While Nancy Pelosi continues to warn Republicans not to nominate Newt Gingrich (which is being used by the Romney camp this week), the Republican establishment is doing a full court press against Gingrich. That has led to some curious moments like Ann Coulter denouncing Gingrich for “hotheaded arrogance”. However, the strangest came from Elliott Abrams who accused Gingrich of the greatest sin of a Republican. No it is not endorsing torture or promising to renew the Iraqi War or even wiping out the separation of church and state. It is the unspeakable act of criticizing Ronald Reagan. Reagan famously handed down the 11th Commandment “Thou shalt not speak ill of any fellow Republican.” However, that is merely a venal not the mortal sin of violating the 12th Commandment, “Thou shalt not speak ill of Reagan.”
Republican leadership is calling out ranking establishment figures to question everything from Gingrich’s electability to his morality to secure the nomination for Romney. Elliott Abrams, however, shows how deep they are going in the GOP bench. You may recall Abrams from a little criminal affair called the Iran-Contra scandal. Abrams ultimately pleaded guilty to crimes of withholding information from Congress which included two years probation. He was then pardoned by President George H. W. Bush, in December 1992. Then on February 5, 1997, Abrams was censured by the D.C. Court of Appeals publicly for giving false testimony on three occasions before congressional committees. At the time, three judges wanted to not just impose the censure but to suspend him from practice.
As previously discussed in a column, many of these dark figures from the Reagan years were brought back into government by President George W. Bush, an early indication of the Administration’s approach to the rule of law.

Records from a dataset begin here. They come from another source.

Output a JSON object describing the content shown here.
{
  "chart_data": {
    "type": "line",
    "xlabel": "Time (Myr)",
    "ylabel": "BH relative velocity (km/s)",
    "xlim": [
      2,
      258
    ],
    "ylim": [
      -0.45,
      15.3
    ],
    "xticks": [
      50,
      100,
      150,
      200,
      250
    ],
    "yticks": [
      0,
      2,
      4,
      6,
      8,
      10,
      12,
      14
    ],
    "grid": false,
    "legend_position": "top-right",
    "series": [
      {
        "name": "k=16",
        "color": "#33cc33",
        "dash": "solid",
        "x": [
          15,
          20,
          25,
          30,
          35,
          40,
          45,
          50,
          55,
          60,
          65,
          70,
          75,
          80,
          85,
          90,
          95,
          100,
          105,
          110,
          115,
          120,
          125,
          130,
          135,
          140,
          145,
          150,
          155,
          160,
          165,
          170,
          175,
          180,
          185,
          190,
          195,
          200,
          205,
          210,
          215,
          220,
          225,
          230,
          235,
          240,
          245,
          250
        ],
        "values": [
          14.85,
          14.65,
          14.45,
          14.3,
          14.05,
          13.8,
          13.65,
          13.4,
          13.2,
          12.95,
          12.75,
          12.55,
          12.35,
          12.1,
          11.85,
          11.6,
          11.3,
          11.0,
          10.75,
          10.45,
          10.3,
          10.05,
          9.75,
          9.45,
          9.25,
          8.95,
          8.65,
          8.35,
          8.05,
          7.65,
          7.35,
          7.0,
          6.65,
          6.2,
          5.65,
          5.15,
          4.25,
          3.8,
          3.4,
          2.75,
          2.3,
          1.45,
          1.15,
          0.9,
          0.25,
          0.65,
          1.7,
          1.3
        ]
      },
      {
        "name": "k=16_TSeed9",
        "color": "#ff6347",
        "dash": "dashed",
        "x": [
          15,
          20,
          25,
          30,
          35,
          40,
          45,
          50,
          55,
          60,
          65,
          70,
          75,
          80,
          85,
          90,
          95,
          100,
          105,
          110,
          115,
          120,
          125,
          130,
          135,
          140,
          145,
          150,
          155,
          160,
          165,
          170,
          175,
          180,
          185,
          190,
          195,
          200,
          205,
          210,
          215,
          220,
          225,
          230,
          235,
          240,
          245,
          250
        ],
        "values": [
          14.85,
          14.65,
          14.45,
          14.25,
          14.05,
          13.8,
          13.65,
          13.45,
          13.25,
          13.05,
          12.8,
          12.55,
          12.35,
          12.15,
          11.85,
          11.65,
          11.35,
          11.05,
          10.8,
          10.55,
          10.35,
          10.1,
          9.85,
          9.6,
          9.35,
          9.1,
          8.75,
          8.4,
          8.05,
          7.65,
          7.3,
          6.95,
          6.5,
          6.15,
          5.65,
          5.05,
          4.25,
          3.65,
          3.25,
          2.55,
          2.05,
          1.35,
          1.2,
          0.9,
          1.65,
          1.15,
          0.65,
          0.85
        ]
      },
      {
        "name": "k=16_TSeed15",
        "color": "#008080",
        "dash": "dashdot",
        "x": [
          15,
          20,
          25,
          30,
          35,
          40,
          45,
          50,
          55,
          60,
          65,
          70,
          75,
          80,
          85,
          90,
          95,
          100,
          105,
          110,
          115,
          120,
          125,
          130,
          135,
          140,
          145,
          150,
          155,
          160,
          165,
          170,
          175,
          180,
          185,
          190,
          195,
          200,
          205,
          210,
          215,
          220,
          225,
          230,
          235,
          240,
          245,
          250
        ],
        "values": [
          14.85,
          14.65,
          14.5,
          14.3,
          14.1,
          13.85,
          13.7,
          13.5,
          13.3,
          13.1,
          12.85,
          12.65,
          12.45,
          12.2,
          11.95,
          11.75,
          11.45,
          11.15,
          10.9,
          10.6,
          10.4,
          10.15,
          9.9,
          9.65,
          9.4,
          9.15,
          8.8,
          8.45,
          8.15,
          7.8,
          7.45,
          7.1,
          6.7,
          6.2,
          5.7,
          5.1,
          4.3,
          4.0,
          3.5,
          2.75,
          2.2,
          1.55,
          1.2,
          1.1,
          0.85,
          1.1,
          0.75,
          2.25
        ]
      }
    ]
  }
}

Abrams considers himself so rehabilitated in the public eye that he feels entirely comfortable in denouncing Gingrich for statements against Reagan that include criticism over . . . yes guessed it . . . Iran-Contra.
Abrams offers a rather cheerful account of his role, which led to his criminal plea. He accuses Gingrich of saying mean things about Reagan and “predicting that Reagan’s policies would fail, and in all of this he was dead wrong.” Of course, Iran-Contra was not exactly a roaring success.
Yet, Abrams notes that he and others were fighting “vicious criticism from leading Democrats — Ted Kennedy, Christopher Dodd, Jim Wright, Tip O’Neill, and many more — who used every trick in the book to stop Reagan by denying authorities and funds to these efforts.” You may recall that Congress limited funds to the Contras through the Boland Amendment. Abrams notes the Gingrich did in fact vote for the Administration, but said negative things about Reagan. His “best” example was on March 21, 1986.
“This was right in the middle of the fight over funding for the Nicaraguan contras; the money had been cut off by Congress in 1985, though Reagan got $100 million for this cause in 1986. Here is Gingrich: ‘Measured against the scale and momentum of the Soviet empire’s challenge, the Reagan administration has failed, is failing, and without a dramatic change in strategy will continue to fail. . . . President Reagan is clearly failing.’ Why? This was due partly to ‘his administration’s weak policies, which are inadequate and will ultimately fail'; partly to CIA, State, and Defense, which ‘have no strategies to defeat the empire.’ But of course ‘the burden of this failure frankly must be placed first on President Reagan.’ Our efforts against the Communists in the Third World were ‘pathetically incompetent,’ so those anti-Communist members of Congress who questioned the $100 million Reagan sought for the Nicaraguan ‘contra’ rebels ‘are fundamentally right.’
So, Gingrich is unacceptable because he criticized a criminal conspiracy that ultimately landed the Reagan administration into a quagmire of criminal investigations and convictions, including Abrams’ own admission of criminal conduct. This is a lot like a bank robber singling out a witness as unreliable and disrespectful for not remaining silent.
I previously called Abrams part of the Bush Bada Bing club – men who earned their bones by showing their willingness to violate the law. I am no fan of Gingrich, but this pile on is becoming truly Felliniesque.
Next I am waiting for James Watt to come out with his anti-Gingrich column on how Gingrich was not sufficiently supportive of his efforts to influence peddle at the Department of Housing and Urban Development — leaving to his own guilty plea.
It is hard to see how a Republican can purge himself of having spoken ill of the Gipper. The secret purging ceremony has only been witnessed by the Republican National Committee members. It involves the Souix ritual of having one’s pectoral muscles pierced and eagle’s talons are drawn through the wounds and tied to leather thongs from which the Republican hangs until purified. That may take a bit longer for Gingrich . . . at least until after the Florida primary.